Scenario two of the GO conditions was observed for repeated dosing of oDox + E given either twice or three times, depending on the EC level. For the two-dose regimen of oDox + E (Fig. 8), the PTA > 80% was achieved across the 400-600 mg dose range at an EC of 0.1 ng/mL but could not be achieved for any dose regimen when the EC was greater than 0.5 ng/mL. For the three-dose regimen of oDox + E (Fig. 9), the PTA > 80% was achieved across the 400-600 mg dose range at an EC of less than 0.3 ng/mL but was only achieved by the 550 mg dose level and above when the EC was 0.5 ng/mL. The maximum dose regimen evaluated in this simulation (600 mg oDox + E given three times) could achieve a PTA > 80% when the EC was at or below 0.7 ng/mL. For an EC of 1.0 ng/mL, the maximum dose regimen evaluated produced a PTA of 56%, below the 80% power threshold.
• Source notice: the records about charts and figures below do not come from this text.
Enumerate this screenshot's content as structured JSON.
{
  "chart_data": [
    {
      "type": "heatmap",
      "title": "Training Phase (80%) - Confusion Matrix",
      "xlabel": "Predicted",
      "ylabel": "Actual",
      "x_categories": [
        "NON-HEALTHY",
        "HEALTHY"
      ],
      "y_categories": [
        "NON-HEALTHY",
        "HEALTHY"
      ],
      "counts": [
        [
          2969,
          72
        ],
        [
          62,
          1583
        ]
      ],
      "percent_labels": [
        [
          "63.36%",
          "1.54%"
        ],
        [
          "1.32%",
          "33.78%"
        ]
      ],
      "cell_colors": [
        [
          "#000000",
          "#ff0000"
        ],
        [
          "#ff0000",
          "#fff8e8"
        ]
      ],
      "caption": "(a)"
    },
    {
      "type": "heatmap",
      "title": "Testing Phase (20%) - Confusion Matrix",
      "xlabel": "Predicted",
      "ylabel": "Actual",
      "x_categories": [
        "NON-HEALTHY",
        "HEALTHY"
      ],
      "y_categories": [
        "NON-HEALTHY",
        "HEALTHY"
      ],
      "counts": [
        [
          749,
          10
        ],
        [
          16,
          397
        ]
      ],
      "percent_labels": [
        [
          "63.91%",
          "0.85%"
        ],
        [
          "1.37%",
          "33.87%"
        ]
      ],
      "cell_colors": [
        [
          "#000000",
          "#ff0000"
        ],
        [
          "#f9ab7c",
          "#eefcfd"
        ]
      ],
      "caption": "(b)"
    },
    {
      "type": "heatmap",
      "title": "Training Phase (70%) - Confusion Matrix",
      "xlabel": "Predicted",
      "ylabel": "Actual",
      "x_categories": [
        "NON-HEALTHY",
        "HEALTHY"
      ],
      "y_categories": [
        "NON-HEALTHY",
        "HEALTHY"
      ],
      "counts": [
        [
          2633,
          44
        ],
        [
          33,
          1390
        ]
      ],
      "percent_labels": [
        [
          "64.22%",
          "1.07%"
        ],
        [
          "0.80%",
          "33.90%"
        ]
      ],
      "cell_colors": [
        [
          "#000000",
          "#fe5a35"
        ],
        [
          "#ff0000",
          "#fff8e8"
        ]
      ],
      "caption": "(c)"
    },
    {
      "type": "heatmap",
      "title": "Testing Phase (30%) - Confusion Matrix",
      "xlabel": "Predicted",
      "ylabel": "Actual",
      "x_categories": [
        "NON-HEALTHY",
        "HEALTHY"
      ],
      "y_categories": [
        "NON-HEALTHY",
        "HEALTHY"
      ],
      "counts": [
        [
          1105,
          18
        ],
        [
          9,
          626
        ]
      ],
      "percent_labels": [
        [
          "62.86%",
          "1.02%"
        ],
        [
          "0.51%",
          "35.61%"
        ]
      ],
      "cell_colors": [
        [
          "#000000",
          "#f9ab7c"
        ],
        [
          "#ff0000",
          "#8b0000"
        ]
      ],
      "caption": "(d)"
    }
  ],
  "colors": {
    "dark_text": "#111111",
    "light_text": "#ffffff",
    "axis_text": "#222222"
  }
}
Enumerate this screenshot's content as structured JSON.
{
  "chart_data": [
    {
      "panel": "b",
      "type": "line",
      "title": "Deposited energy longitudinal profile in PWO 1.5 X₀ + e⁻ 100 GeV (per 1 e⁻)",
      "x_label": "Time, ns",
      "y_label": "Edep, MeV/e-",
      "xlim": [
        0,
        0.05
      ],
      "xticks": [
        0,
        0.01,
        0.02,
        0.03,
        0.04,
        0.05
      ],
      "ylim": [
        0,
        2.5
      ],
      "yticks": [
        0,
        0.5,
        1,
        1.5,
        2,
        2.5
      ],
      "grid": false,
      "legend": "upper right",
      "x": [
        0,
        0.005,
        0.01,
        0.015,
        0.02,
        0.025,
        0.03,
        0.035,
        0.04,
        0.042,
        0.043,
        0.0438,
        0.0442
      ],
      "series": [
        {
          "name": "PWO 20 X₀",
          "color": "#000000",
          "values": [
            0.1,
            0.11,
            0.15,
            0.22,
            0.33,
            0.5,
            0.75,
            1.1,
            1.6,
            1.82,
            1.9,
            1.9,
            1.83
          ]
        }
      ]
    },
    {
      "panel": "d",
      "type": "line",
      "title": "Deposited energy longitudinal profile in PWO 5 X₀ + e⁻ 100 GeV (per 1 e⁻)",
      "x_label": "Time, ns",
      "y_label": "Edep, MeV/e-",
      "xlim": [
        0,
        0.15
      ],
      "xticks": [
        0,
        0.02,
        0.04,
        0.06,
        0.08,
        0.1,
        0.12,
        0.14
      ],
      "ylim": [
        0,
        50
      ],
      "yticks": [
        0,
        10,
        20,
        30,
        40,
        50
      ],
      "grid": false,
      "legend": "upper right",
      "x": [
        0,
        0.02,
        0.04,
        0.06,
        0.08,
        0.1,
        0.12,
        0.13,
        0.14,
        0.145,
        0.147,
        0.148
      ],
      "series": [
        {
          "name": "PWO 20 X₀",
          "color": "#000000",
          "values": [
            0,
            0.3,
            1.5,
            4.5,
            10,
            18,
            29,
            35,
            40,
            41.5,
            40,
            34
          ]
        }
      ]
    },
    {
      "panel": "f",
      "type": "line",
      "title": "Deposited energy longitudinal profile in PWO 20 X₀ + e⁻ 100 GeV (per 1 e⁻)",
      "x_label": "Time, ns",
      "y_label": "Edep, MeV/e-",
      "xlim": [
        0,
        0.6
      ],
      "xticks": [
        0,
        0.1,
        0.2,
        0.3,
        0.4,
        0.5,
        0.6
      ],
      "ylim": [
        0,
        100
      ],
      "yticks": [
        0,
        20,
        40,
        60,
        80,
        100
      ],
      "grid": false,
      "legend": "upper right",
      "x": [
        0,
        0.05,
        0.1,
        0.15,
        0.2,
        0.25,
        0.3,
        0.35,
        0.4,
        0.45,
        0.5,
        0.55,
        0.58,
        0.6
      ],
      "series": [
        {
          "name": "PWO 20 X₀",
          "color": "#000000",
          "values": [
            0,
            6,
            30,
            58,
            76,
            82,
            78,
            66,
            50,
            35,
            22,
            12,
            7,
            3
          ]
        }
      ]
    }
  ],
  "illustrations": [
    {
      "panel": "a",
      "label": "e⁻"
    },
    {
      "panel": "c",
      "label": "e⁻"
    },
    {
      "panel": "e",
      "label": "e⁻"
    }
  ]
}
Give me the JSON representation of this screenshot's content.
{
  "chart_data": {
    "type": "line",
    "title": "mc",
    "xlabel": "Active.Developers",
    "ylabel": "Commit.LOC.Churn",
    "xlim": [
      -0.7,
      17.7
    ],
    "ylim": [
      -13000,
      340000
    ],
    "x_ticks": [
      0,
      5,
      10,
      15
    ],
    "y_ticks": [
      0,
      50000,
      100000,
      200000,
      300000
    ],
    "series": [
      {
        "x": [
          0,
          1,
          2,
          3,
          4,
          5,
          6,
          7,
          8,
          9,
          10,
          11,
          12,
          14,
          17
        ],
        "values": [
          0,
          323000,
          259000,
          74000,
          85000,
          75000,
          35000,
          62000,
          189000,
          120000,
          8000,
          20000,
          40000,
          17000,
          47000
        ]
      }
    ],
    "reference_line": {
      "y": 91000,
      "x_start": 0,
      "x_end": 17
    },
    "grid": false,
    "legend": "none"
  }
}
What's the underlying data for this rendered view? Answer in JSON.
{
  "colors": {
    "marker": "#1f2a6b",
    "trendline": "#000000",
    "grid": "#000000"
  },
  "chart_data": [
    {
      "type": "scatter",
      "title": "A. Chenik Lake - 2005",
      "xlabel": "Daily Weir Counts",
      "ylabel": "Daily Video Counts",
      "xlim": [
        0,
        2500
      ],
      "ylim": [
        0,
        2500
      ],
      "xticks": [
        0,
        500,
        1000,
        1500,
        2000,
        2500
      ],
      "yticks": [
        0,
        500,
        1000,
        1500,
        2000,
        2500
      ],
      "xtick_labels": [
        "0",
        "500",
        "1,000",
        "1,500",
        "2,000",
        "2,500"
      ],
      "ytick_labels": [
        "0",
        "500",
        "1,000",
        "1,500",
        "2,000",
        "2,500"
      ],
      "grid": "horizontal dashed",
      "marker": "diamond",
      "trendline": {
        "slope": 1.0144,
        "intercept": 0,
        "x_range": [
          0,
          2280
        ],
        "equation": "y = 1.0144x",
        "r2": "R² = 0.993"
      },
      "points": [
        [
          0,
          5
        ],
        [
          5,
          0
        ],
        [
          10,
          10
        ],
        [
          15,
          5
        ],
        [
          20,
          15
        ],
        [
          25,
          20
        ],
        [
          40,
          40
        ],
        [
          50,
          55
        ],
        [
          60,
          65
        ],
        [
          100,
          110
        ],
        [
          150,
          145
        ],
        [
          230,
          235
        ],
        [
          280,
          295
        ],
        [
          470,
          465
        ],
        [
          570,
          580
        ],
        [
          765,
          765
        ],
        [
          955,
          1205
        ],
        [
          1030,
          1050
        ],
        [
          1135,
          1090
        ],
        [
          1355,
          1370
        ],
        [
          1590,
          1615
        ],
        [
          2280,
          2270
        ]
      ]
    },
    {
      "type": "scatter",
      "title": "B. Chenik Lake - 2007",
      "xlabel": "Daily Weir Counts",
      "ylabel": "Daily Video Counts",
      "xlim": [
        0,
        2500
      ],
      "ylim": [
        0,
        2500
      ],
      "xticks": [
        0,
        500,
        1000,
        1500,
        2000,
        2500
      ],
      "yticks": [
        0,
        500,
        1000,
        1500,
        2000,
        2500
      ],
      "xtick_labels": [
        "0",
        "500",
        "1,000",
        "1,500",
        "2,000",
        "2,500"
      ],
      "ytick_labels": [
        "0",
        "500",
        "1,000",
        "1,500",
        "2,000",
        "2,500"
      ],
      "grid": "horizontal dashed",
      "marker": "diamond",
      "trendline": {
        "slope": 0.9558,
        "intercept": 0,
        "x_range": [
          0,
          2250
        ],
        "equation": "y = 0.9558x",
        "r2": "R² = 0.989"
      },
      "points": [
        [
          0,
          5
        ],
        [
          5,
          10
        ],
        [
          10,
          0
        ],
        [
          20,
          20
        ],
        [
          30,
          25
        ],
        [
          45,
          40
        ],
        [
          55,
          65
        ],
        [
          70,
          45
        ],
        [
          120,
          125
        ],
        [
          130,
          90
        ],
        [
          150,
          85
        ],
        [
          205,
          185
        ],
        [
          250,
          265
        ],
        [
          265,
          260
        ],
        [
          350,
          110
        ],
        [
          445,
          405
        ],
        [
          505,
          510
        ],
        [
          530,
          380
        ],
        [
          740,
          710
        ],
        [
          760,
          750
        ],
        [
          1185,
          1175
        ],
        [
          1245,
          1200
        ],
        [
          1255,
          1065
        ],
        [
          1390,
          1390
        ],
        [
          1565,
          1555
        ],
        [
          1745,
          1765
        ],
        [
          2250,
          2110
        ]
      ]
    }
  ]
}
Therefore, a GO recommendation with conditions was proposed for oDox + E. The recommendation prior to commencement of further clinical trials was to better quantify the EC value. If the EC were found to be less than 0.7 ng/mL there would be more confidence in a GO decision and progress to a Phase IIa/b trial, while an EC in excess of 1.0 ng/mL would strongly require consideration of a NO-GO decision and re-evaluation of the development strategy of oDox + E.